Jakarta – Meskipun negara-negara Uni Eropa dan Amerika berusahan menekan perdagangan minyak sawit (crude palm oil) Indonesia dengan berbagai cara, namun fakta tak bisa dielakkan. Kelapa sawit terbukti dalam setiap hektare pertahunnya mampu menghasilkan 6000 liter Boidiese, sedangkan kedelai hanya 440 liter.
Bahkan, penggunaan biodiesel sawit mampu mengurangi gas rumah kaca (GRK) hingga 62 persen dibandingkan bahan bakar fosil, seperti minyak bumi. Penggunaan bahan bakar fosil, seperti pada kendaraan, pabrik, peralatan rumah tangga mengeluarkan gas karbondioksida (CO2) 4.228 ton.
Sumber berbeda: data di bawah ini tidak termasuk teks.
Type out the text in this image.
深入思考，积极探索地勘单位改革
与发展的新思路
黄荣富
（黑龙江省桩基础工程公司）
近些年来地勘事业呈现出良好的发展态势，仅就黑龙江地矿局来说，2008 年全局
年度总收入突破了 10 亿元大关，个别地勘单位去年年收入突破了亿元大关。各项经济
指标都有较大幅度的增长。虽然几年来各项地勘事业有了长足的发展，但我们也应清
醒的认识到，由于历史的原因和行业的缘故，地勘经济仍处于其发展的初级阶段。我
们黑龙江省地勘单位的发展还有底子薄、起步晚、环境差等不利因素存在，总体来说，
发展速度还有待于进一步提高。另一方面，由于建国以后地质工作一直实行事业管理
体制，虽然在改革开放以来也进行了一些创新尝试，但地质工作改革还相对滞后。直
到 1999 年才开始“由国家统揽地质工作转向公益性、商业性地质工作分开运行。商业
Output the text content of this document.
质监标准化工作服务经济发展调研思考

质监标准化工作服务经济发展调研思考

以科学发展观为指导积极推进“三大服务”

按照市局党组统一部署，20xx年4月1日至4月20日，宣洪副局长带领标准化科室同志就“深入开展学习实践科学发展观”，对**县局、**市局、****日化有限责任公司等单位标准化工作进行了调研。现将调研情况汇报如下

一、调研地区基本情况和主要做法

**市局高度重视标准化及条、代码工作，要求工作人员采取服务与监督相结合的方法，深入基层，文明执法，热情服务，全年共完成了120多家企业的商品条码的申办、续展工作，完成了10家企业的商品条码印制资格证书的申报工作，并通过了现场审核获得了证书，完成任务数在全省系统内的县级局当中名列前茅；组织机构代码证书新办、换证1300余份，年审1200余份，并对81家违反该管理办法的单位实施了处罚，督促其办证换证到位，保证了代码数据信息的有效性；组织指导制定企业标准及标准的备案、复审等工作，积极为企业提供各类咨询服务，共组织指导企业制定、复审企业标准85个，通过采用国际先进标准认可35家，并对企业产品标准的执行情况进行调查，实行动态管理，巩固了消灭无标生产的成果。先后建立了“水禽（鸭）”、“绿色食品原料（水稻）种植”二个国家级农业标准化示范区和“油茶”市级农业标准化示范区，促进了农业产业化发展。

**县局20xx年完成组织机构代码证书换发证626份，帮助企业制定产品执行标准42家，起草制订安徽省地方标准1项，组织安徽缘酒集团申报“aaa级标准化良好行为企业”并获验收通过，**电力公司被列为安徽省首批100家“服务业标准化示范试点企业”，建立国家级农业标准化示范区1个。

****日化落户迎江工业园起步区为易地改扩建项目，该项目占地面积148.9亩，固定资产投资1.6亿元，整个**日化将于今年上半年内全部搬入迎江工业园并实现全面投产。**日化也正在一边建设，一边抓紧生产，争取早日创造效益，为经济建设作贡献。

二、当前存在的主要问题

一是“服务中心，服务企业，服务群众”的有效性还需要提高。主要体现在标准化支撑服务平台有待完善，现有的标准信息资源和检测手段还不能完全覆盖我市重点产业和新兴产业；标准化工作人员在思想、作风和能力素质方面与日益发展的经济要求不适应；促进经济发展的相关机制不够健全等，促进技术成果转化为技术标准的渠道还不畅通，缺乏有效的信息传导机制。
Sedangkan biodiesel sawit hanya memproduksi 2.627 ton.
Hasil penelitan Van Zuthpen menyebutkan, jumlah karbon yang diikat dari udara oleh perkebunan sawit perhektar pertahunnya, ternyata tak jauh berbeda dengan jumlah hutan hujan tropis, yaitu 161 ton. Sedangkan hutan tropis 163,5 ton perhektar pertahun. Meskipun dari total biomassa, hutan tropis tentu lebih besar empat kali lipat dari sawit, yaitu 431 ton, sedangkan sawit (100 ton).
Dari hasil penelitian Van Zuthpen ini tidak ada alasan lagi bagi negara-negara Eropa dan Amerika untuk terus menerus menuding perkebunan kelapa sawii indonesia tidak ramah lingkungan serta tak ada alasan bagi Uni Eropa menerapkan aturan ketat mengenai peredaran minyak sawit Indonesia. “Pemerintah Uni Eropa bahkan belum meneliti hal ini,†kata Wakil Menteri Perdagangan Bayu Krisnamurthi. Capaian 62 persen ini, kata Bayu lebih besar dari syarat dan ketentuan Uni Eropa.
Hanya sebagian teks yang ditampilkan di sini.